Recently there was a young man who went to collect her car from Tanzania and she was supposed to pay $350 for the service. The young man was told to take a bite. Idyawo! Indeed he took a bite kkkk; one bite for US$350. Chasura!
Statistics show that 70 percent of her male colleagues have taken bites, some once, some 10 times depending on how they found the taste. Inhema here nhai madhara angu? How are you all DAs' throughout Masvingo? I mean all of you including those who just retired! Pwaati!
A prison head recently took a bite after providing Dyiwaiwo with prisoners to work on her farm. The jail birds toiled for three weeks just for the Chef's one bite. Yes just one bite. Akadyawo! Ehe wakangodya kamwe vasungwa vakangosevenza madhongi achikuma. He cuddled around her; kuita mukomba munhu or choto kkkkkk! Nhaka zvangu!
Recently a CEO, a whole CEO pulled out a gun over Dyiwaiwo. PROMISE you don't spill the beans, oh yes Hoth hasn't spilled the beans.
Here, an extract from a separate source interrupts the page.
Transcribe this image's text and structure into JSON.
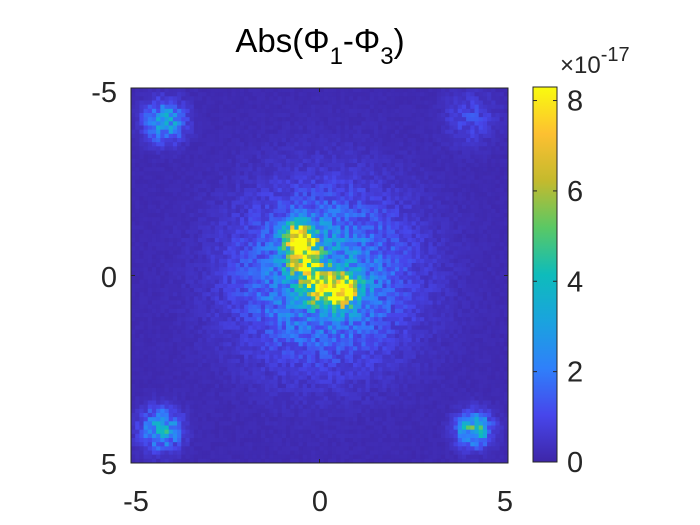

By the way this fight at Labamba! Makadiiko veduwe mese mese kkkk. Mhlanga is a nice Shangani name! Kkkk no fights at Labamba Night Club please!
By the way Dyiwaiwo has no bounds, she has been through all of them, Police bosses, senior court officials, councillors, army captains, Gov heads of departments blab la blah!
And there is this deputy director from this Ministry and he comes from this district. Oh yes from Chovhanhai District! Ndiye ari kugara ari mumuchero womusango mazuva ano! Kutokwira hake!! Oh yes he is always up the wild fruit tree. Muchazvambuka baba!
Call this director Little Mouth! Little Mouth has promised to promote Dyiwaiwo in return for the bites. Little Mouth is one of those who has had more than ten bites and continue to want more kkkkkkk! Muchero womusango!
Hoth cannot go for Easter without sending his prayers to the following; Captain Gomo ( I mean this one who pretends to be a unionist) This senior officer called The Big Hoe (oh yes from Manicaland); This other senior Cop now transferred called Blood Spiller, oh yes Nyamaneropa; this undependable councillor called UsaThemba, this chief at the Potholes industry called Big Horns etc etc.
Guys share this wild fruit tree fairly! Don't fight, don't pull out guns on each other. Unonzi Muchero Wemusango!
Best regards for Easter guys. Take your bites! Pwaati!!!